Le sénateur Wencesclass Lambert s’oppose aux pressions pour faire partir le président Martelly

files.phpLe sénateur Wencesclass Lambert (sud-est), connu pour sa position affirmée en faveur du président Michel Martelly, a appelé jeudi au respect du mandat du chef de l’État, élu en 2011 pour 5 ans.

Le parlementaire se montre très furieux vis-à-vis de ceux qui appellent au départ du président Michel Martelly accusé de ” graves dérives  anti-démocratiques”.

M. Lambert a  exprimé sa solidarité avec le chef de l’Etat, objet de vives contestations ces dernières semaines, paticulièrement  au  cours de manifestions de milliers de personnes à Port-au-Prnce et en province pour réclamer son départ.

Le 18 novembre dernier, des dizaines de milliers de personnes  ont ainsi gagné les rues dans la capitale  pour le presser de se demetre, alors que certains de ses partisans qui avaient convoqué une manifestation, n’avaient pas réussi à faire recette.
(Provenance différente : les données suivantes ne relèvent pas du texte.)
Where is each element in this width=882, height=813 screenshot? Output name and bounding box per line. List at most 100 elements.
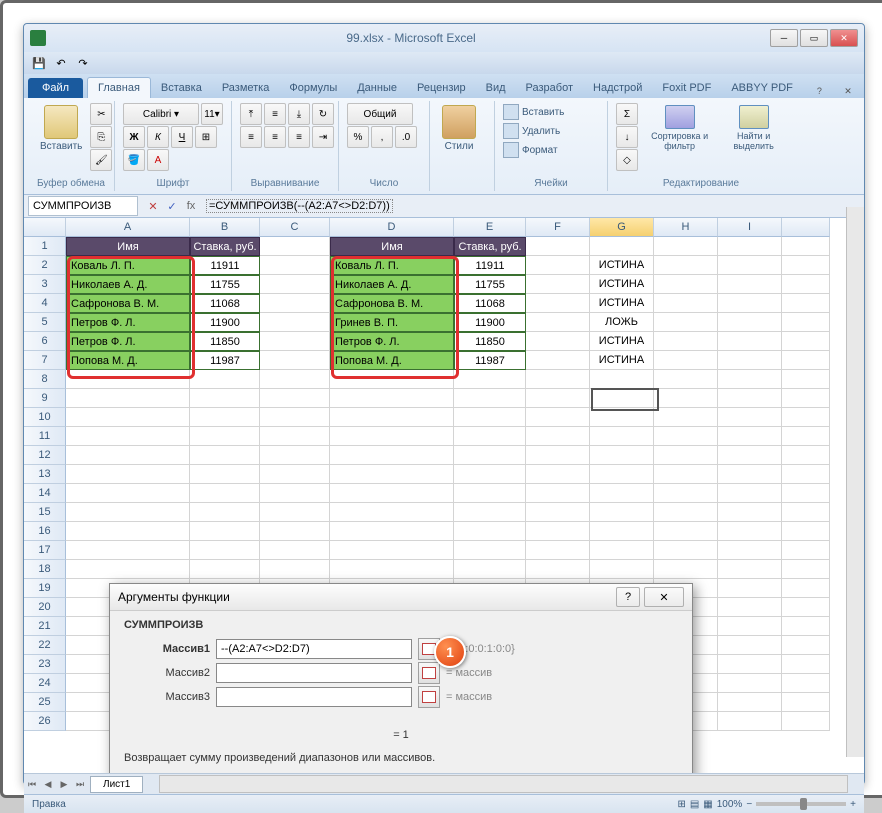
cell[interactable]: [260, 275, 330, 294]
format-painter-icon[interactable]: 🖌: [90, 149, 112, 171]
tab-foxit[interactable]: Foxit PDF: [652, 78, 721, 98]
tab-developer[interactable]: Разработ: [516, 78, 583, 98]
dialog-close-icon[interactable]: ✕: [644, 587, 684, 607]
tab-insert[interactable]: Вставка: [151, 78, 212, 98]
row-header-14[interactable]: 14: [24, 484, 66, 503]
cell[interactable]: [782, 313, 830, 332]
cell[interactable]: [260, 522, 330, 541]
row-header-6[interactable]: 6: [24, 332, 66, 351]
cell-name-right[interactable]: Гринев В. П.: [330, 313, 454, 332]
tab-formulas[interactable]: Формулы: [279, 78, 347, 98]
cell[interactable]: [782, 389, 830, 408]
cell-rate-left[interactable]: 11900: [190, 313, 260, 332]
cell[interactable]: [718, 503, 782, 522]
cell[interactable]: [526, 503, 590, 522]
cancel-formula-icon[interactable]: ✕: [144, 197, 162, 215]
cell[interactable]: [654, 503, 718, 522]
cell[interactable]: [454, 427, 526, 446]
cell[interactable]: [190, 503, 260, 522]
row-header-25[interactable]: 25: [24, 693, 66, 712]
cell[interactable]: [718, 522, 782, 541]
cell[interactable]: [782, 446, 830, 465]
formula-input[interactable]: =СУММПРОИЗВ(--(A2:A7<>D2:D7)): [202, 199, 864, 213]
cell[interactable]: [718, 313, 782, 332]
cell[interactable]: [260, 484, 330, 503]
cell-result[interactable]: ИСТИНА: [590, 351, 654, 370]
cell[interactable]: [782, 655, 830, 674]
font-color-icon[interactable]: A: [147, 149, 169, 171]
cell[interactable]: [66, 465, 190, 484]
cell[interactable]: [454, 389, 526, 408]
cell[interactable]: [718, 294, 782, 313]
cell[interactable]: [654, 332, 718, 351]
cell[interactable]: [526, 256, 590, 275]
cell[interactable]: [782, 237, 830, 256]
cell[interactable]: [526, 446, 590, 465]
cell[interactable]: [590, 484, 654, 503]
cell[interactable]: [66, 370, 190, 389]
cell[interactable]: [782, 579, 830, 598]
view-layout-icon[interactable]: ▤: [690, 799, 699, 810]
row-header-13[interactable]: 13: [24, 465, 66, 484]
align-left-icon[interactable]: ≡: [240, 126, 262, 148]
cell[interactable]: [782, 560, 830, 579]
tab-file[interactable]: Файл: [28, 78, 83, 98]
cell-rate-right[interactable]: 11911: [454, 256, 526, 275]
cell[interactable]: [260, 351, 330, 370]
cell[interactable]: [590, 503, 654, 522]
cell-rate-right[interactable]: 11068: [454, 294, 526, 313]
cell[interactable]: [590, 408, 654, 427]
dialog-help-icon[interactable]: ?: [616, 587, 640, 607]
insert-cells-button[interactable]: Вставить: [503, 103, 564, 121]
row-header-16[interactable]: 16: [24, 522, 66, 541]
row-header-20[interactable]: 20: [24, 598, 66, 617]
cell[interactable]: [66, 484, 190, 503]
cell[interactable]: [330, 427, 454, 446]
row-header-15[interactable]: 15: [24, 503, 66, 522]
cell-result[interactable]: ЛОЖЬ: [590, 313, 654, 332]
row-header-2[interactable]: 2: [24, 256, 66, 275]
zoom-slider[interactable]: [756, 802, 846, 806]
align-top-icon[interactable]: ⤒: [240, 103, 262, 125]
help-icon[interactable]: ?: [811, 84, 827, 98]
cell[interactable]: [526, 370, 590, 389]
sheet-nav-first-icon[interactable]: ⏮: [24, 776, 40, 792]
cell[interactable]: [718, 389, 782, 408]
worksheet[interactable]: ABCDEFGHI1ИмяСтавка, руб.ИмяСтавка, руб.…: [24, 218, 864, 773]
cell[interactable]: [454, 503, 526, 522]
tab-view[interactable]: Вид: [476, 78, 516, 98]
row-header-19[interactable]: 19: [24, 579, 66, 598]
cell[interactable]: [526, 522, 590, 541]
row-header-21[interactable]: 21: [24, 617, 66, 636]
cell[interactable]: [260, 541, 330, 560]
cell-rate-left[interactable]: 11755: [190, 275, 260, 294]
cell-name-right[interactable]: Николаев А. Д.: [330, 275, 454, 294]
cell[interactable]: [526, 294, 590, 313]
cell[interactable]: [590, 237, 654, 256]
row-header-4[interactable]: 4: [24, 294, 66, 313]
cell[interactable]: [718, 617, 782, 636]
sheet-nav-next-icon[interactable]: ▶: [56, 776, 72, 792]
sheet-tab[interactable]: Лист1: [90, 776, 143, 793]
cell[interactable]: [654, 351, 718, 370]
row-header-11[interactable]: 11: [24, 427, 66, 446]
select-all-corner[interactable]: [24, 218, 66, 237]
cell[interactable]: [260, 465, 330, 484]
cell[interactable]: [782, 598, 830, 617]
cell[interactable]: [260, 408, 330, 427]
fill-color-icon[interactable]: 🪣: [123, 149, 145, 171]
cell[interactable]: [718, 427, 782, 446]
sheet-nav-prev-icon[interactable]: ◀: [40, 776, 56, 792]
cell[interactable]: [454, 408, 526, 427]
cell[interactable]: [718, 408, 782, 427]
col-header-G[interactable]: G: [590, 218, 654, 237]
cell-rate-left[interactable]: 11850: [190, 332, 260, 351]
cell[interactable]: [782, 275, 830, 294]
col-header-C[interactable]: C: [260, 218, 330, 237]
cell[interactable]: [718, 332, 782, 351]
cell[interactable]: [526, 408, 590, 427]
italic-icon[interactable]: К: [147, 126, 169, 148]
array1-input[interactable]: [216, 639, 412, 659]
cell[interactable]: [782, 465, 830, 484]
cell[interactable]: [718, 712, 782, 731]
D’autres se sont plutôt attaqués aux manifestants anti-gouvernementaux à coups de pierres et d’armes, faisant des blessés dont certains par balles.

“Michel Martelly a un mandat sacré que lui a conféré le peuple et il est temps qu’on apprenne à respecter la durée du mandat des chefs d’État, dit M. Lambert dont le frère, l’ancien sénateur Joseph Lambert, avait récemment déclaré que tant qu’il sera aux côtés du président comme conseiller politique, rien ne peut lui arriver.

Michel Martelly est cependant  constamment accusé ces derniers jours  d’avoir  été dans un passé  récent en première ligne de manifestations pour demander le départ d’un chef d’État qui, comme lui aujourd’hui, avait accédé à la première magistrature, à travers des élections.

Wencesclass Lambert a par ailleurs vanté ce qu’il appelle les grandes réalisations de M. Martelly et estime que le chef de l’État est en train de redresser la situation du pays qui avait été ruiné par la mauvaise gouvernance.

Il accuse particulièrement l’organisation de l’ancien président Jean Bertrand Aristide, Fanmi Lavalas, dont les militants jouent un rôle de premier plan dans la grande mobilisation pour le respect des principes démocratiques, d’avoir fait beaucoup de mal au pays.

Selon lui, la situation difficile dans laquelle le pays se trouve aujourd’hui, fait partie des séquelles de la gouvernance Lavalas.

Pour sa part, le sénateur Moïse Jean-Charles, l’un des principaux opposants à Michel Martelly, a fait savoir que le pays n’est jamais descendu aussi bas. Il a rappelé que M. Martelly n’avait pu obtenir  que  700 mille voix lors des élections de 2010/2011, selon les chiffres fournis par le CEP, alors que, a-t-il dit, plus d’un million de personnes ont récemment investi les rues pour lui demander de partir.